Behind the Mask with Clothing Designer Franne Golde

With California Department of Public Health officials strongly advising local residents not to leave home without donning a mask, many companies have decided to pivot and start producing potential life-saving cloth versions. 

While some of us have been trying to craft makeshift masks at home with bandanas and scarves, celebrity fashion brands are also stepping up, including Christian Siriano from “Project Runway” and H&M, to downtown L.A. apron manufacturer Hedley & Bennet, who make the chic chef aprons worn in all the best restaurants around town. 

Beverly Hills resident and local clothing designer Franne Golde has collaborated with everyone from the Commodores to Randi Travis and Jody Watley as an award-winning songwriter. As the founder of her eponymous clothing line, Golde makes the perfect black pants dubbed “magic” by Oprah’s creative director and style guru Adam Glassman and has now started working with the organization Behind the Mask. 

Right before the COVID-19 lockdown began, Golde said she “got a feeling that people were going to need masks.” 

So, she ordered 50 masks for her clothing site from a local manufacturer and they sold out on her website in one day. “I wanted one personally, I thought they were really cool,” she told the Courier. Now the 100 percent sustainable cotton, pleated masks, which retail for just $15, have been on preorder for the past few weeks. “They are in such high demand,” said Golde. “We are getting orders from as far away as Massachusetts and New Jersey. People are asking, ‘where did you get your mask?'” 

Golde manufacturer Dana Weinstein created Behind the Mask to help doctors and health care workers with a GoFundMe campaign. The group of local female entrepreneurs has raised $70,000 so far. Golde joined the fundraising team and is now donating a portion of all her sales to this cause for the month of April. Every dollar donated from Behind the Mask is going directly towards purchasing N95 medical-grade masks and gowns for hospital workers. 

“We all have to contribute in any way we can,” said Golde. “I can’t give away all my profits because I need to keep my employees and my business going, but whatever I can do to help, I’m doing.” 

As far as wearing masks in public after COVID-19, as other Asian countries like Japan have been doing for years, “I think that is going to become a way of life here.” she said. “I will keep them on the site until people stop ordering.”

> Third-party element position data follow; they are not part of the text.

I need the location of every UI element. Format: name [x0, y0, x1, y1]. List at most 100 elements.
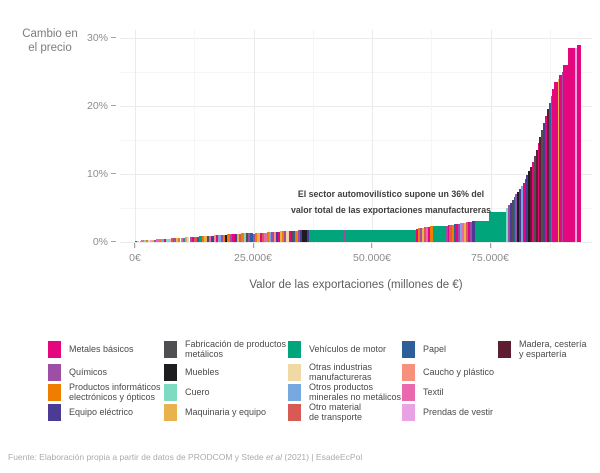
source-note-etal: et al: [265, 452, 283, 462]
bar-segment: [300, 230, 303, 242]
legend-swatch: [164, 403, 177, 421]
legend-item: Muebles: [164, 363, 219, 381]
legend-label: Vehículos de motor: [309, 343, 387, 354]
bar-segment: [344, 229, 346, 242]
bar-segment: [519, 188, 521, 242]
legend-item: Maquinaria y equipo: [164, 403, 266, 421]
bar-segment: [139, 240, 142, 242]
bar-segment: [229, 234, 232, 242]
gridline-y-minor: [120, 72, 592, 73]
bar-segment: [288, 230, 291, 242]
legend-label: Otras industrias manufactureras: [309, 361, 373, 383]
bar-segment: [148, 239, 150, 242]
legend-label: Otros productos minerales no metálicos: [309, 381, 402, 403]
bar-segment: [216, 235, 219, 242]
bar-segment: [430, 226, 433, 242]
bar-segment: [257, 233, 260, 242]
bar-segment: [177, 237, 181, 242]
bar-segment: [432, 226, 446, 242]
bar-segment: [184, 237, 188, 242]
legend-item: Químicos: [48, 363, 107, 381]
legend-item: Otras industrias manufactureras: [288, 361, 373, 383]
legend-item: Textil: [402, 383, 444, 401]
bar-segment: [275, 231, 279, 242]
bar-segment: [520, 186, 523, 242]
y-tick-mark: [111, 173, 116, 174]
legend-item: Papel: [402, 340, 446, 358]
legend-label: Fabricación de productos metálicos: [185, 338, 287, 360]
bar-segment: [141, 240, 144, 242]
bar-segment: [189, 237, 193, 242]
bar-segment: [252, 233, 255, 242]
bar-segment: [225, 234, 228, 242]
bar-segment: [266, 232, 269, 242]
source-note-suffix: (2021) | EsadeEcPol: [282, 452, 363, 462]
legend-swatch: [402, 363, 415, 381]
bar-segment: [543, 123, 545, 242]
bar-segment: [203, 236, 207, 242]
bar-segment: [295, 230, 298, 242]
gridline-x-minor: [431, 30, 433, 248]
annotation-line2: valor total de las exportaciones manufac…: [291, 205, 491, 215]
gridline-x-major: [135, 30, 136, 248]
legend-swatch: [164, 340, 177, 358]
gridline-y-major: [120, 242, 592, 243]
legend-item: Cuero: [164, 383, 210, 401]
bar-segment: [137, 240, 140, 242]
bar-segment: [515, 194, 518, 242]
bar-segment: [459, 223, 462, 242]
bar-segment: [465, 222, 468, 242]
bar-segment: [575, 47, 577, 242]
legend-swatch: [164, 363, 177, 381]
bar-segment: [213, 235, 217, 242]
bar-segment: [143, 240, 146, 242]
bar-segment: [194, 236, 197, 242]
bar-segment: [472, 221, 476, 242]
x-tick-label-0: 0€: [129, 252, 141, 264]
gridline-y-major: [120, 38, 592, 39]
legend-item: Otros productos minerales no metálicos: [288, 381, 402, 403]
bar-segment: [241, 233, 244, 242]
bar-segment: [192, 236, 195, 242]
gridline-y-major: [120, 174, 592, 175]
bar-segment: [196, 236, 200, 242]
legend-swatch: [402, 340, 415, 358]
bar-segment: [449, 225, 452, 242]
bar-segment: [528, 171, 531, 242]
gridline-x-major: [372, 30, 373, 248]
y-tick-label-0: 0%: [92, 236, 108, 248]
bar-segment: [168, 238, 172, 242]
bar-segment: [522, 182, 525, 242]
bar-segment: [149, 239, 153, 242]
x-tick-label-25k: 25.000€: [234, 252, 272, 264]
y-axis-title: Cambio en el precio: [6, 27, 94, 55]
bar-segment: [273, 231, 276, 242]
legend-swatch: [48, 363, 61, 381]
bar-segment: [208, 235, 212, 242]
bar-segment: [234, 233, 237, 242]
bar-segment: [469, 221, 472, 242]
bar-segment: [264, 232, 267, 242]
bar-segment: [550, 95, 553, 242]
legend-swatch: [48, 340, 61, 358]
legend-label: Caucho y plástico: [423, 366, 495, 377]
legend-label: Químicos: [69, 366, 108, 377]
bar-segment: [423, 227, 426, 242]
bar-segment: [546, 109, 549, 242]
bar-segment: [567, 47, 576, 242]
legend-item: Equipo eléctrico: [48, 403, 133, 421]
legend-label: Cuero: [185, 386, 210, 397]
legend-swatch: [498, 340, 511, 358]
plot-area: [120, 28, 592, 248]
legend-swatch: [48, 403, 61, 421]
legend: Metales básicos Químicos Productos informá…: [48, 338, 593, 432]
legend-item: Vehículos de motor: [288, 340, 386, 358]
y-tick-label-10: 10%: [86, 168, 108, 180]
bar-segment: [533, 156, 536, 242]
bar-segment: [297, 230, 301, 242]
legend-label: Metales básicos: [69, 343, 134, 354]
bar-segment: [309, 229, 345, 242]
y-axis-title-line2: el precio: [28, 42, 72, 54]
bar-segment: [199, 236, 202, 242]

But Golde is not expecting orders to dry up anytime soon. “I’m planning on keeping them throughout the year [on the site]. I’m also making some for fall in different patterns,” she added. 

“We’re working on a comfortable layered mask right now that is a completely sustainable fabric with a knit pocket for an optional air filter and can be used as a washable cover for medical-grade masks and also used by the public.” 

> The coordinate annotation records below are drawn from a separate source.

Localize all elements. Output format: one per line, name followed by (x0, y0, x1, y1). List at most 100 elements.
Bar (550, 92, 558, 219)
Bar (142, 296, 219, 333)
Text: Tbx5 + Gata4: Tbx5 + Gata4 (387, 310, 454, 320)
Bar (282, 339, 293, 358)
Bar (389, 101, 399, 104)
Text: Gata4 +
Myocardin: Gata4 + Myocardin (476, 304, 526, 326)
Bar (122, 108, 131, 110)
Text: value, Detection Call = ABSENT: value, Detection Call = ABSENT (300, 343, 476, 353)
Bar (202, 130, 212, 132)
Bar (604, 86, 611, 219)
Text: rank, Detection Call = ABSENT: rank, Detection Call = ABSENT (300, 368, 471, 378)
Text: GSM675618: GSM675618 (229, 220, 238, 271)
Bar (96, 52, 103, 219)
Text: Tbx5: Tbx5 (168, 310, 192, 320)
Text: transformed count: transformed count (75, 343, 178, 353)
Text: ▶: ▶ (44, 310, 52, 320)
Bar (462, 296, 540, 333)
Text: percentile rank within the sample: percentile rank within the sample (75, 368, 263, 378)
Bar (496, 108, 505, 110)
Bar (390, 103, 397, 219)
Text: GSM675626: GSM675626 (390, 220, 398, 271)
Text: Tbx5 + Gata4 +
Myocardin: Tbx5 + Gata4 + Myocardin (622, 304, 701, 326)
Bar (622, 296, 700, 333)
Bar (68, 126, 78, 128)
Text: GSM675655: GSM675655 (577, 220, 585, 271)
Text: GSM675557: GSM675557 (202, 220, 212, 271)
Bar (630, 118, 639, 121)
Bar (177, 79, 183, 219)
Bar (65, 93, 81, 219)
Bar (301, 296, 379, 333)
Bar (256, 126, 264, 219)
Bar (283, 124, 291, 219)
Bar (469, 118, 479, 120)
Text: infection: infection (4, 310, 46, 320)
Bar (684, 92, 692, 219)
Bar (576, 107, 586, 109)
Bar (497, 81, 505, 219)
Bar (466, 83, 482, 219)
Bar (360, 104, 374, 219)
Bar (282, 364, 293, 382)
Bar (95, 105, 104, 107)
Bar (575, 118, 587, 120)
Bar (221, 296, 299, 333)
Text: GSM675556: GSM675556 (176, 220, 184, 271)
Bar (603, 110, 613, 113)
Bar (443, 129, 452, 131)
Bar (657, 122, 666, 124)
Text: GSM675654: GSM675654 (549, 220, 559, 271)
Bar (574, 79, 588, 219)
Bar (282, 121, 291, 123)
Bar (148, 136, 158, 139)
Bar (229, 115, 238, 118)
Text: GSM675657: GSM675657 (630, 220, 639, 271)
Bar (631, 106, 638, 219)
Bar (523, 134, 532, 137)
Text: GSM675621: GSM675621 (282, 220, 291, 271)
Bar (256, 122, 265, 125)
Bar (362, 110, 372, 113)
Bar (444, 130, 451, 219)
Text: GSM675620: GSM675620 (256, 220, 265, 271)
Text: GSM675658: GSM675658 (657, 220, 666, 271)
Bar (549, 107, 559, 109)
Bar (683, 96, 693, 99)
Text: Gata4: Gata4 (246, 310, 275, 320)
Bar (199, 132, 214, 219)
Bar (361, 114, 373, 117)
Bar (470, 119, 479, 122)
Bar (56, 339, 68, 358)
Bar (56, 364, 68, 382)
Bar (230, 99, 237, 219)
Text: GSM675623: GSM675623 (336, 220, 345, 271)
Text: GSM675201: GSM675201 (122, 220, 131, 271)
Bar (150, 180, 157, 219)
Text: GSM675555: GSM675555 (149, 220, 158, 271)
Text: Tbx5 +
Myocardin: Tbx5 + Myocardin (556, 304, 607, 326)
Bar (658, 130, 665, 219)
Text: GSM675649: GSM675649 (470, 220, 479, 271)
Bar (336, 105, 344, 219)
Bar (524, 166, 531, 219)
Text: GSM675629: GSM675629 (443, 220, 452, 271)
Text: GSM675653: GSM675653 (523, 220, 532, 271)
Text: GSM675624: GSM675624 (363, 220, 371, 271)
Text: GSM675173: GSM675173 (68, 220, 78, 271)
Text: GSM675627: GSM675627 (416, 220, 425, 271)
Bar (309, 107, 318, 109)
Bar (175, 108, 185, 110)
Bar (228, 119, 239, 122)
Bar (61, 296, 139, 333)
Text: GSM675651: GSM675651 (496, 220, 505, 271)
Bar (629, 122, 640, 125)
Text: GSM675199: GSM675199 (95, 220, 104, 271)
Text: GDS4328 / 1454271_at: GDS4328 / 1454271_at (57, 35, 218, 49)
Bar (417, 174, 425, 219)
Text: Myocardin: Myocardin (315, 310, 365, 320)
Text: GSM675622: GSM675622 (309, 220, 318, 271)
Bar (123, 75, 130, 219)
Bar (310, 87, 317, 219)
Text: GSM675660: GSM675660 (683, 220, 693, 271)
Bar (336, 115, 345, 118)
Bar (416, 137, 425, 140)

Golde has also started helping women through her new Tele-wear collection for people suddenly forced to conduct all business virtually from home. “It’s important to keep a daily schedule and not just stay in your pajamas and be depressed,” she told the Courier. 

The Tele-wear offerings includes selling comfortable athleisure wear, casual basic wardrobe pieces and those famous pants for customers who are still shopping online. “It’s a simple uniform outfit which is what our whole collection is based on,” she said. 

Along with daily exercise, Golde has been keeping in touch with her customers and being as transparent as possible during this trying time. 

“When you look good you feel good and if we can make somebody feel good and inspire them to put a little lipstick on, then great.”